La commission nationale d’agrément a eu la sagesse d’entériner une évidence : la formation d’un(e) ostéopathe nécessite cinq ans d’études. Elle a décidé d’écarter de cette formation les approches par trop philosophiques ou ésotériques. Mise à part cette précaution élémentaire, elle s’est surtout appliquée à vérifier si les locaux, les structures administratives et l’enseignement des matières médicales correspondaient aux normes exigées. Pour l’heure, la commission n’a pas jugé utile d’évaluer la qualité et la crédibilité de l’enseignement spécifique à l’ostéopathie. Cette crédibilité en incombe donc maintenant aux écoles accréditées. Nous avons pour devoir de concevoir et d’organiser un enseignement spécifique à notre profession qui soit intelligible et crédible pour l’ensemble des communautés universitaires, scientifiques et médicales.
En 1988, la structure qui allait devenir OSTEOBIO « Ecole supérieure d’ostéopathie et de biomécanique appliquée » inscrivait dans ses statuts que cette école avait pour objectif de devenir « Une structure d'enseignement et de recherche technologique et scientifique, permettant l'acquisition d'un niveau de connaissances théoriques et pratiques en matière de mécanique du vivant ». Il aura fallu une dizaine d’années de travail dans cet esprit pour élaborer un modèle biomécanique, outil conceptuel indispensable pour commencer à définir et quantifier les paramètres gérant l’interface entre les forces mécaniques et les tissus vivants.
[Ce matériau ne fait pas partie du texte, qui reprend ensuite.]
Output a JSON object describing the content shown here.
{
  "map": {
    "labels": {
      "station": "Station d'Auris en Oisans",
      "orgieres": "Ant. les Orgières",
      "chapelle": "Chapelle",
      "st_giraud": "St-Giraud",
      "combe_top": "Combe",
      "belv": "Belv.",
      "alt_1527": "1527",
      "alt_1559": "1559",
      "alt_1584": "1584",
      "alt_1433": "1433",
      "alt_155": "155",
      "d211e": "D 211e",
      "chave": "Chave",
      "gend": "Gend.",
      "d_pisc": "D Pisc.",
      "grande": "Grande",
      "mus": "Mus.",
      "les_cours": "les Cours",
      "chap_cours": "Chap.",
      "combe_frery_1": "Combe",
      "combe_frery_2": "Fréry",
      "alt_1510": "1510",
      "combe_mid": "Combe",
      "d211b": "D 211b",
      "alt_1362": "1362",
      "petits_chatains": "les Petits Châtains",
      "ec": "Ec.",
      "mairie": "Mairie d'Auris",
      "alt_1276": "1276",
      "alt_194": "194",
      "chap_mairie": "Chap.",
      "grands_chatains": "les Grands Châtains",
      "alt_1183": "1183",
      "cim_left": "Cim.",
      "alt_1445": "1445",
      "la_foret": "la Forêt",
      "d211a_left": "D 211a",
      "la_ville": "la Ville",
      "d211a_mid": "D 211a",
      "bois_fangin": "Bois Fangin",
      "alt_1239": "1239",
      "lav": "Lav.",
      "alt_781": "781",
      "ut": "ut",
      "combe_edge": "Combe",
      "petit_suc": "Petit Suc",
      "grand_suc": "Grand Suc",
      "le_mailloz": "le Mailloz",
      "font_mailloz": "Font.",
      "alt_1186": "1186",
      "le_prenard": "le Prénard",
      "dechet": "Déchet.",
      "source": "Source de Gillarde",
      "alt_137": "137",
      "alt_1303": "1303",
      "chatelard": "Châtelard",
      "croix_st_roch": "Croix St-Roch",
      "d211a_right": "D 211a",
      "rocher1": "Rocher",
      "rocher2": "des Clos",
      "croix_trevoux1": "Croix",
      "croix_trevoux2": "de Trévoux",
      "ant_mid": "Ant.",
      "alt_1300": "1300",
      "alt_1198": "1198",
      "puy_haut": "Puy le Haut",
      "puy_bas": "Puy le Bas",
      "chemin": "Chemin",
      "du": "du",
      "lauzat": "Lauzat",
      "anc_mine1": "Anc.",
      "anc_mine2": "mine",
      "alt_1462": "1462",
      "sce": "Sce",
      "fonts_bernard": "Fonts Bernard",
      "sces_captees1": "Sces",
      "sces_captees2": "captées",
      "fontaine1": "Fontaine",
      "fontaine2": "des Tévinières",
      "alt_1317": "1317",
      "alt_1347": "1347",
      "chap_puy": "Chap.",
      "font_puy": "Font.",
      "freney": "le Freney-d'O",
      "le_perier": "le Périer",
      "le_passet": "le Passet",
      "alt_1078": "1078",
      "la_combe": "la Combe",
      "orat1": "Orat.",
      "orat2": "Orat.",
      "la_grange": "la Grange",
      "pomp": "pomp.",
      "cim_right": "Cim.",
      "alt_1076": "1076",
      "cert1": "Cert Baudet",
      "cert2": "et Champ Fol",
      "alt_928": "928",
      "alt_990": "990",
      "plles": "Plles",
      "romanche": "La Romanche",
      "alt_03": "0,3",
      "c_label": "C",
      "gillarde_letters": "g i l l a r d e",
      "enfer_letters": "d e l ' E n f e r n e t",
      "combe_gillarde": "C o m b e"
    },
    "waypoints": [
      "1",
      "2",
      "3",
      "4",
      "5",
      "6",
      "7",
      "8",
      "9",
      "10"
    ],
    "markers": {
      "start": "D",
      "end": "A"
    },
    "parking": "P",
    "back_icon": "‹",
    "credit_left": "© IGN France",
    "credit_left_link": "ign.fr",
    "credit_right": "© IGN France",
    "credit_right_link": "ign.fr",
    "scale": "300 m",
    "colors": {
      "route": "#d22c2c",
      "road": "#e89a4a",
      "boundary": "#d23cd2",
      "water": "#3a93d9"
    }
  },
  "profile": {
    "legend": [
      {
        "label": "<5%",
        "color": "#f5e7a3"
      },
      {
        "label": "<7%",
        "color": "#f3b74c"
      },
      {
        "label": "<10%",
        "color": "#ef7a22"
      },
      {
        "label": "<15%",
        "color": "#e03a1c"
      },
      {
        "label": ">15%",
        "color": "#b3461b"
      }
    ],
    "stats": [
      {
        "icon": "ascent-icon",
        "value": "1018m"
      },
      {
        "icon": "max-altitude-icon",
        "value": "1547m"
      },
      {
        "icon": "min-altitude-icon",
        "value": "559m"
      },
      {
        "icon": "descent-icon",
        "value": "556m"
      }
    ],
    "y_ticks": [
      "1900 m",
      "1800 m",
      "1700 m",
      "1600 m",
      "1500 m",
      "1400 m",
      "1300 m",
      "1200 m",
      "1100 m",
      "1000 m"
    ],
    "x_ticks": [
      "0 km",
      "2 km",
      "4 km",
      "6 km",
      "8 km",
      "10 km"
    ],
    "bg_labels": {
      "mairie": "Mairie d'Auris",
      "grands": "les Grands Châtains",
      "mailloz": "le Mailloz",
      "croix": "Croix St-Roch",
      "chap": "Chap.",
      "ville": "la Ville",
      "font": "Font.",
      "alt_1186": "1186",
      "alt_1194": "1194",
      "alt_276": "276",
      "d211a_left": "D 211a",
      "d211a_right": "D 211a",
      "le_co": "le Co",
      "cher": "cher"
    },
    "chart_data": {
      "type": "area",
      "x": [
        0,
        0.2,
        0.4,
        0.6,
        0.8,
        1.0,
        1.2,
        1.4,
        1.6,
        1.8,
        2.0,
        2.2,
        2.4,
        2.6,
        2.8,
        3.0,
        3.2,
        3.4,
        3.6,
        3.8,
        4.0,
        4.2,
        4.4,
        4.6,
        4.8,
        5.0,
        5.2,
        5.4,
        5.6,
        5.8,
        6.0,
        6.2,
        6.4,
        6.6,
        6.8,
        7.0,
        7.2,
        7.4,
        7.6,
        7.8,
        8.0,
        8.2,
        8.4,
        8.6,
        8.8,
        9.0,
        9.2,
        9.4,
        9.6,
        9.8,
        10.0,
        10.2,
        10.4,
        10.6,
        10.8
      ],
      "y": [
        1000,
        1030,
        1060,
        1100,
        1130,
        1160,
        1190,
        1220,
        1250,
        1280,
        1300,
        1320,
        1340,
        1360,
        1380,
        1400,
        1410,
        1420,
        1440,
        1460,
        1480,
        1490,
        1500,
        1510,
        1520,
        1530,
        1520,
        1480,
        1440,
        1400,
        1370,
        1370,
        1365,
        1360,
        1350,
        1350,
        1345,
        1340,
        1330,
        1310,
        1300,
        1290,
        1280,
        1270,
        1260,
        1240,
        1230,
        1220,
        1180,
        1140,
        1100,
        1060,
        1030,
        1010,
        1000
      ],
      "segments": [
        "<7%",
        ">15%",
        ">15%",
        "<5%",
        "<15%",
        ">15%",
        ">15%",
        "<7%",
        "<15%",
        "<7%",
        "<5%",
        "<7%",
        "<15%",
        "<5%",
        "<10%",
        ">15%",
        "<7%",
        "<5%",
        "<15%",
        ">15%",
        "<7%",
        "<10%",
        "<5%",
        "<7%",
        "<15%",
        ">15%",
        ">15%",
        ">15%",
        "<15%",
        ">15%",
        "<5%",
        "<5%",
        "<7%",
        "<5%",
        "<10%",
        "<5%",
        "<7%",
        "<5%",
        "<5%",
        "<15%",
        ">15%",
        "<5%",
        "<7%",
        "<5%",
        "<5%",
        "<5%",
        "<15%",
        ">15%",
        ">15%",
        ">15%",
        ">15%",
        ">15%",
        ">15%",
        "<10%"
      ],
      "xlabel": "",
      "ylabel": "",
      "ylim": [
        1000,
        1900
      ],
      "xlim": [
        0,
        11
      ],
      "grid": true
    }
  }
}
Ce modèle de fonctionnement articulaire, dit « modèle princeps », qui a été primé ANVAR (nouvellement OSEO) en 2000, a mis en évidence la synergie des trois fonctions que sont le mouvement, le métabolisme et l’information qui concourent à la stabilité dynamique du système.
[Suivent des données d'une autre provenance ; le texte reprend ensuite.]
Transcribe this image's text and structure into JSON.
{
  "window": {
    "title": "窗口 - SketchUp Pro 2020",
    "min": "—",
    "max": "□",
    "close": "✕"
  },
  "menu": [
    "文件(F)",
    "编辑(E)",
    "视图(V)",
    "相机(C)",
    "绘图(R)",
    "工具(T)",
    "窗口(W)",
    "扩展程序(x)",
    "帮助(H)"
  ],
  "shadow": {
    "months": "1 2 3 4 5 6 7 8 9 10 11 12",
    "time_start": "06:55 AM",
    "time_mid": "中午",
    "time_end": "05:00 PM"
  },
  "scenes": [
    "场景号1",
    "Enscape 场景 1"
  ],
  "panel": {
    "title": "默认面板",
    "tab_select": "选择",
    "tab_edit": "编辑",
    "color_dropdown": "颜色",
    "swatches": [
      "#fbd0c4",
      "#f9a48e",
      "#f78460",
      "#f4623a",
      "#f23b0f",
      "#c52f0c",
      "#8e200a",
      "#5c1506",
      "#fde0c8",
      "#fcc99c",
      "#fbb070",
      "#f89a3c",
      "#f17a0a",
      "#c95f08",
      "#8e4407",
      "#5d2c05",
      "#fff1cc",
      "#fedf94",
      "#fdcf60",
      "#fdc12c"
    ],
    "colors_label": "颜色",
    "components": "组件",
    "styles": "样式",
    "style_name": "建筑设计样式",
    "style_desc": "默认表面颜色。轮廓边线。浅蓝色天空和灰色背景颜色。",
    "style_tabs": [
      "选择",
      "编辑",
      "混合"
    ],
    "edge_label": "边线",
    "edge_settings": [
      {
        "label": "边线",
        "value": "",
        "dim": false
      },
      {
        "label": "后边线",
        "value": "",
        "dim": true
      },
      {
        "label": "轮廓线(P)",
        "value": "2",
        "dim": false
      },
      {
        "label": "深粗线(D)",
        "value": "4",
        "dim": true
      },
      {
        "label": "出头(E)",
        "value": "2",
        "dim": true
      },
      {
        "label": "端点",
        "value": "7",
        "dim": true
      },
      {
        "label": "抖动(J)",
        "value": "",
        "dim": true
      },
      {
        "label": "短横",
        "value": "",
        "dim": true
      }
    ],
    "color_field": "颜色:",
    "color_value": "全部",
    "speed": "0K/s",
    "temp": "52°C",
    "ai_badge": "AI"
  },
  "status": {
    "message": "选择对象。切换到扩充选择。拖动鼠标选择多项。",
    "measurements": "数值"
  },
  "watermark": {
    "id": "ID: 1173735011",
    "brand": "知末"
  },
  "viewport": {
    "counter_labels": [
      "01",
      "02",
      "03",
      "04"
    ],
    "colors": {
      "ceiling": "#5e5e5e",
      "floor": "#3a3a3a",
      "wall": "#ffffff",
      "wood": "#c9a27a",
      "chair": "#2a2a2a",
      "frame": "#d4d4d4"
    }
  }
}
En corollaire, une déficience quelconque de l’une des trois fonctions conduira à un profil pathologique donné (Cf publication ITBM RBM, numéro spécial colloque MECABIO juillet 2006, vol.27 (3) - p.91-148).
On peut donc définir clairement les champs d’application thérapeutique et technologique découlant de cette modélisation.
Trois structures ont été créées pour valider et exploiter cette modélisation.
OSTEOBIO, propriétaire du modèle princeps, est donc la structure de formation dont la mission est l’enseignement de la biomécanique dans ses applications à la pathologie de l’appareil locomoteur et autres systèmes.
MECABIO est une association (loi 1901) assurant le lien entre chercheurs des différentes disciplines concernées (mécaniciens, biologistes, imageurs, cliniciens, informaticiens) pour réaliser des programmes de recherche multidisciplinaire en biomécanique articulaire.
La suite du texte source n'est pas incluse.